Jusqu'à présent, les gestes posés par la commission Charbonneau m'inspire confiance.  J'ai bien apprécié l'appel à tous lancé par la juge Charbonneau et le médium qu'elle a choisi pour le faire.  La sobriété me semble de mise. Je pense que la commission doit être aussi transparente que possible, mais elle doit aussi éviter de faire un «show» médiatique, comme ce fut un peu trop le cas avec la commission Gomery.  Avant de commencer des audiences publiques, elle doit s'être bien préparée.  Aller trop vite risque de lancer la commission dans une mauvaise direction et de réduire ainsi son efficacité. J'ai trouvé le court message du ministre des Transports, Pierre Moreau, qui a assuré la collaboration de son ministère, tout au plus correct.
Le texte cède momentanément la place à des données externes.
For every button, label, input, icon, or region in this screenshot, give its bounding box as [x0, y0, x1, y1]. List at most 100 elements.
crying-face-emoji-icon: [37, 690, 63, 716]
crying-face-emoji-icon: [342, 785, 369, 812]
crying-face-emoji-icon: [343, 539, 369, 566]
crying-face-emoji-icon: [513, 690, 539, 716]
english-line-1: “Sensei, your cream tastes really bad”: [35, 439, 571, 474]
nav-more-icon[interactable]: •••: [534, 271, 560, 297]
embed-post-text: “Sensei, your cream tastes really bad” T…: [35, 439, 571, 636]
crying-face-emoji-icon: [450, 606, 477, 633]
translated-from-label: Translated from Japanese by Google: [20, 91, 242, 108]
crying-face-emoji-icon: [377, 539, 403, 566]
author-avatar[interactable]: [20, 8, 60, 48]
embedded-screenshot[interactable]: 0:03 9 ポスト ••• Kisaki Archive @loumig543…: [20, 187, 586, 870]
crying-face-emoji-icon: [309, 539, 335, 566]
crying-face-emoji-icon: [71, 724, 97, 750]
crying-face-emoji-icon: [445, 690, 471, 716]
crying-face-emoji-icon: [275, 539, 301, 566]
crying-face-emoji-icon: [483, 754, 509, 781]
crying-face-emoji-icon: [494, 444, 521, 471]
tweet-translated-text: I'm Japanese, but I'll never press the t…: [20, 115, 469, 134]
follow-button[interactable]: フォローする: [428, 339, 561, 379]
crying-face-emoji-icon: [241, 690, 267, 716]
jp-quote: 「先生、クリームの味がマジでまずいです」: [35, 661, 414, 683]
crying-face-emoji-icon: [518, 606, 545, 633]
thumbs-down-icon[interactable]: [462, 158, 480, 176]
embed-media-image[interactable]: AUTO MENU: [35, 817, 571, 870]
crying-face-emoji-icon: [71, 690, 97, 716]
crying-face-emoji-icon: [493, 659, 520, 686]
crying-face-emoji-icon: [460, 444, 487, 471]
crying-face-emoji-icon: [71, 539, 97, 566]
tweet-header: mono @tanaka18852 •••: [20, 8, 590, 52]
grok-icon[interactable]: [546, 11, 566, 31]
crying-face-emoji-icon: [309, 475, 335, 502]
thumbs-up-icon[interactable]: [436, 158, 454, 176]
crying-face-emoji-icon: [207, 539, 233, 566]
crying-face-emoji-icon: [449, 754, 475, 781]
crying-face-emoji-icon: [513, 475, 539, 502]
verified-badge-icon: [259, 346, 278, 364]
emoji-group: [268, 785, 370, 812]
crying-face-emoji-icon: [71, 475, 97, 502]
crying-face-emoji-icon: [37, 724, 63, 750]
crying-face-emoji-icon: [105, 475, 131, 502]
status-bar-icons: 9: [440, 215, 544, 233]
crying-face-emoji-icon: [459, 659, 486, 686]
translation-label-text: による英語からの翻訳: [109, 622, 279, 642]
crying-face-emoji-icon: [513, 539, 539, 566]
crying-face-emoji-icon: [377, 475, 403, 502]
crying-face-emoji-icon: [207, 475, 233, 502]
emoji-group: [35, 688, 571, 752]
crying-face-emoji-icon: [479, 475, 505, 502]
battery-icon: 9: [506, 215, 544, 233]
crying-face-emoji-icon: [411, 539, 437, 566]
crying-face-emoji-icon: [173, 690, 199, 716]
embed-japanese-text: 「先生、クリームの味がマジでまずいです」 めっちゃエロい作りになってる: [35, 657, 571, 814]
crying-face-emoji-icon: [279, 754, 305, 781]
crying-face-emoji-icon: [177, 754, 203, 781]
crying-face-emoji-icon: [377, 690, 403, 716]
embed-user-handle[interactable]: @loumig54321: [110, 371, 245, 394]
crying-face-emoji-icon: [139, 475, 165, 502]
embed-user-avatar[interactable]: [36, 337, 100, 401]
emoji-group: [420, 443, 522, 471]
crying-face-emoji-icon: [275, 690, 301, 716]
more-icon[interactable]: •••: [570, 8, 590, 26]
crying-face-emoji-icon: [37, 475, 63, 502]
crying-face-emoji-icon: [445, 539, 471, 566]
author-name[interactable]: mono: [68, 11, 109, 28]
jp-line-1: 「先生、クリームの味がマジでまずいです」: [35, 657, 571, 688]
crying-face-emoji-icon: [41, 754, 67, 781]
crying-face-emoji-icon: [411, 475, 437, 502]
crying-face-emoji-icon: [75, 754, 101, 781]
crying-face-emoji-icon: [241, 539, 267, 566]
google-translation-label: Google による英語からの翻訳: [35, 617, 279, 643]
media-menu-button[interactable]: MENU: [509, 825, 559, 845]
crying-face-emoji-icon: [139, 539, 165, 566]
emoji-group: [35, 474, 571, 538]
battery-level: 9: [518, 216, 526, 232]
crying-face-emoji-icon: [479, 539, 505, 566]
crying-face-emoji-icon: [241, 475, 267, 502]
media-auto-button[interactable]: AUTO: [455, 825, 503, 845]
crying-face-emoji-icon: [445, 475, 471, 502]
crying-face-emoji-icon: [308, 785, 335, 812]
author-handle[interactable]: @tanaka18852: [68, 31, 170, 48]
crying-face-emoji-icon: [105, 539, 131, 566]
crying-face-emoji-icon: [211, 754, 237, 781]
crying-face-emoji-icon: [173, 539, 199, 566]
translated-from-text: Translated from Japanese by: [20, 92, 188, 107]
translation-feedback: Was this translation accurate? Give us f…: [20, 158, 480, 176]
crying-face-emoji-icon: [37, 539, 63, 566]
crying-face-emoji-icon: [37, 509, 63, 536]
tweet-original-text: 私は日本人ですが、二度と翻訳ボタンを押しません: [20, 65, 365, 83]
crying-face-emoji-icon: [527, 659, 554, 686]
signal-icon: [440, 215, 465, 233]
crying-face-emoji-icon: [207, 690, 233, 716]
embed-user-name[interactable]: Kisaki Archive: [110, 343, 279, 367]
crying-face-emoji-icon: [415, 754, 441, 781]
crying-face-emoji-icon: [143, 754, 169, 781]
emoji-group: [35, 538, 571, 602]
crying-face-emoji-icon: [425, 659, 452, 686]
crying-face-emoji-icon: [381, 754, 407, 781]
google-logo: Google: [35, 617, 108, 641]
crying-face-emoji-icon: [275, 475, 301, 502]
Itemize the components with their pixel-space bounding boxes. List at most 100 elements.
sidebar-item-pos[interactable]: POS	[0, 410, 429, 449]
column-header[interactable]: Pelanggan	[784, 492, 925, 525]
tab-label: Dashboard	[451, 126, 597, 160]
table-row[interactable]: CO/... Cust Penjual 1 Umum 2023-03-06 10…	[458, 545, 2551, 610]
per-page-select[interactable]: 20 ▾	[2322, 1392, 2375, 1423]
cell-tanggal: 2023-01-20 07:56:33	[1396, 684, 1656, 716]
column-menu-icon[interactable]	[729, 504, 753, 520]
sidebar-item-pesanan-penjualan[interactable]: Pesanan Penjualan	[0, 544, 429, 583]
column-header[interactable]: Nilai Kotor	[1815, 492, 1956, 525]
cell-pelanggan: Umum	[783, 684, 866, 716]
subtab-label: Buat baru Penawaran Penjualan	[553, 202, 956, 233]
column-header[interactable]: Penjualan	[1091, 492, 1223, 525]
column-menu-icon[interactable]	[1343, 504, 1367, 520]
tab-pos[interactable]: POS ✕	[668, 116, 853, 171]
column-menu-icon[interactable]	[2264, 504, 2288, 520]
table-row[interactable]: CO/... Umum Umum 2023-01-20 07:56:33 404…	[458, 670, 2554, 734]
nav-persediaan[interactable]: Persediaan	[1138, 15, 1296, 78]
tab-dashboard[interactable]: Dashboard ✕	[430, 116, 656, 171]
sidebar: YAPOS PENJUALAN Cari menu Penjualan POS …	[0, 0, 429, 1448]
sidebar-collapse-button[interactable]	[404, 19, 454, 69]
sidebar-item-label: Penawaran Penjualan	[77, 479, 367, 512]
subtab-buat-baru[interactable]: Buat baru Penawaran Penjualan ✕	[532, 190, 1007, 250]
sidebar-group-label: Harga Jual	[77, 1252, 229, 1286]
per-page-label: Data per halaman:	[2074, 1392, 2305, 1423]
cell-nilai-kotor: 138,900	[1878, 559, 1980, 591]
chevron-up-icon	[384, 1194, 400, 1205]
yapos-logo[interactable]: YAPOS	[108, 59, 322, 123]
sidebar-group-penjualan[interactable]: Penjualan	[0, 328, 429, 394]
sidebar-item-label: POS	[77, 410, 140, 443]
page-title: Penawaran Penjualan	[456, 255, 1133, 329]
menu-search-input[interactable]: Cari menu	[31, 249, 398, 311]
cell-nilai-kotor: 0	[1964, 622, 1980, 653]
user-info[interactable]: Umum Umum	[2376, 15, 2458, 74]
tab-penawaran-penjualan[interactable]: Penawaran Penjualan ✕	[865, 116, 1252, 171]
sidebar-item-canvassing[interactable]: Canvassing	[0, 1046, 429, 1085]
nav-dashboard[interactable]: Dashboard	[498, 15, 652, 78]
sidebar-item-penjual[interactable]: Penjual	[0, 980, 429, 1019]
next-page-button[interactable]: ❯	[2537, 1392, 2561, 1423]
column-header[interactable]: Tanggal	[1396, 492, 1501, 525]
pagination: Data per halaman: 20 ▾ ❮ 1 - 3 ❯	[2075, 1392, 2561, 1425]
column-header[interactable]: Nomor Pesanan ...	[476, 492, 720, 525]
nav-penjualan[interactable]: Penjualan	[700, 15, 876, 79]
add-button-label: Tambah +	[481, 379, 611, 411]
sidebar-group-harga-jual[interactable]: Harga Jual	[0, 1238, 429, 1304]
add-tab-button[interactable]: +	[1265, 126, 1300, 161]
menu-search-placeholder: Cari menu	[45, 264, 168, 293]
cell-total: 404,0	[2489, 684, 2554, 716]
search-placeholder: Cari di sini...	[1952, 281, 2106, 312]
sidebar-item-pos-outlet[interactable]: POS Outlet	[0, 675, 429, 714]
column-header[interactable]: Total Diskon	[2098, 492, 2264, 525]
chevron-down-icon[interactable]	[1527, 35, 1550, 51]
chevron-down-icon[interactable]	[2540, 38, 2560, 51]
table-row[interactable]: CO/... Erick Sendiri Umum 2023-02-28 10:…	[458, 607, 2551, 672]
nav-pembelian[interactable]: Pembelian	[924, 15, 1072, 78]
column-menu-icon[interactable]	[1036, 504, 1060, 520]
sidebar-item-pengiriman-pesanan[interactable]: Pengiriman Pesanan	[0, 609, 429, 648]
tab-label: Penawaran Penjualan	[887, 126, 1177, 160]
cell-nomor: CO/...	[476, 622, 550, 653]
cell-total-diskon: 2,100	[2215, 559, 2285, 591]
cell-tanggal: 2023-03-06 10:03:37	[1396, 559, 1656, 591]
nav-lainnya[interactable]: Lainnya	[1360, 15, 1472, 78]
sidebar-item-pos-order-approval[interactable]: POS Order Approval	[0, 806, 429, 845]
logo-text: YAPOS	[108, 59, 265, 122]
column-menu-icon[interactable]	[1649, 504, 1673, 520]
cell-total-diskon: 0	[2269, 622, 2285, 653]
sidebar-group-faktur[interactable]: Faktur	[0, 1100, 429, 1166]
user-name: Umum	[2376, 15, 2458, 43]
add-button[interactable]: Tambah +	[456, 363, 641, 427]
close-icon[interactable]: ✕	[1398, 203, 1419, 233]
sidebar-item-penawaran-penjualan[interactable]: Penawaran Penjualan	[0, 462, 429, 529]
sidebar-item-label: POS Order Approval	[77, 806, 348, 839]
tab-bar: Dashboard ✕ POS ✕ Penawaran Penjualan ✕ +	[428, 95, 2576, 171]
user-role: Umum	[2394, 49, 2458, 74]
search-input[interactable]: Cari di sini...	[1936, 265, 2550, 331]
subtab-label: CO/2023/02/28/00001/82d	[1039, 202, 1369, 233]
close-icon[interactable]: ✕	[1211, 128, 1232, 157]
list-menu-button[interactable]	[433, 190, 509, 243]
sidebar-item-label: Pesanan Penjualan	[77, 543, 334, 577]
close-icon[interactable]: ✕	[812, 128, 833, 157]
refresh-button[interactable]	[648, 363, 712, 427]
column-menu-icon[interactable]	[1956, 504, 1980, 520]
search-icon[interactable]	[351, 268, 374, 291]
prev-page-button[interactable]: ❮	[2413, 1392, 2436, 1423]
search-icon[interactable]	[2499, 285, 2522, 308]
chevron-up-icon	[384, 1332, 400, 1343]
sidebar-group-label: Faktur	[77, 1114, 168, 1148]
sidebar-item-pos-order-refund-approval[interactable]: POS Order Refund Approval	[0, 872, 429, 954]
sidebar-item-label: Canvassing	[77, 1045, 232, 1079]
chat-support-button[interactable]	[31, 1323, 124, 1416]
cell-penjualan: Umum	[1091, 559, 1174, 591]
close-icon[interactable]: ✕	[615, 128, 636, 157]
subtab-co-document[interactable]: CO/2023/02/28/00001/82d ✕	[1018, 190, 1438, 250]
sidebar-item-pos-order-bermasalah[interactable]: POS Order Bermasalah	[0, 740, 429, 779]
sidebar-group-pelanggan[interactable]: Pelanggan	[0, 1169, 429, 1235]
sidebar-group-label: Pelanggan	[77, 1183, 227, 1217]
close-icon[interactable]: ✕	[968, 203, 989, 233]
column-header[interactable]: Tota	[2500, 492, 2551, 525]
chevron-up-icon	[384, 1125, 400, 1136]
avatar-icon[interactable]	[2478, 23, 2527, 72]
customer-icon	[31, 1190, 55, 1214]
J'aurais aimé que le premier ministre Charest appuie l'appel à tous lancé par la juge Charbonneau en invitant tous les Québécois qui peuvent aider la commission par leur témoignage de le faire.  J'aurais également aimé savoir du premier ministre si les fonctionnaires municipaux et du gouvernement pourront témoigner de ce qu'ils ont vu et entendu dans l'exercice de leur fonction, sans craindre pour leur emploi et pour leur carrière. Quelles seront les règles à suivre pour ces fonctionnaires?

Jean-Pierre Aubry

Caroline Moreno

Écrivain et comédienne 

SIMULACRE DE JUSTICE

Les commissions d'enquête mises sur pied dans la tourmente de scandales ont rarement porté fruit, car elles visent à créer un simulacre de justice. Puisque les bons comptes font les bons amis, la plupart des témoins importants (souvent frappés d'amnésie ou de cécité temporaire) s'en tirent à bon compte. Seuls quelques malchanceux voient leur tête rouler... La commission Charbonneau s'apparente à un coup d'envoi libéral en vue des prochaines élections ; un feu d'artifice qui en met plein les yeux sans faire de lumière. La vidéo de la juge Charbonneau ressemble à une capsule humoristique digne de figurer dans un Bye Bye. Cet appel public à la dénonciation est grotesque.

François Bonnardel

Député de Shefford

TOUT LE QUÉBEC EN BÉNÉFICIERA

Malgré toutes les tergiversations imaginées par le premier ministre pour ne pas donner les pleins pouvoirs à la commission Charbonneau, elle a finalement obtenu un mandat large qui lui permettra de faire toute la lumière sur les allégations de collusion, de corruption et de malversations dans l'industrie de la construction. Ma collègue députée de Lotbinière, Sylvie Roy, avait été la première à réclamer la tenue de cette commission d'enquête publique et il aura fallu 948 jours au gouvernement libéral pour céder devant la pression populaire. Maintenant qu'elle est en place, nous espérons qu'elle prenne tous les moyens nécessaires pour bien faire son travail. Si un appel plus large à l'ensemble de la population permet de collecter davantage d'information afin de faire la lumière sur d'autres cas de collusion ou de corruption touchant l'industrie de la construction, c'est tout le Québec qui pourra en bénéficier. Au bout du compte, les audiences publiques pourront aussi en bénéficier et nous espérons qu'elles se tiennent dans les meilleurs délais.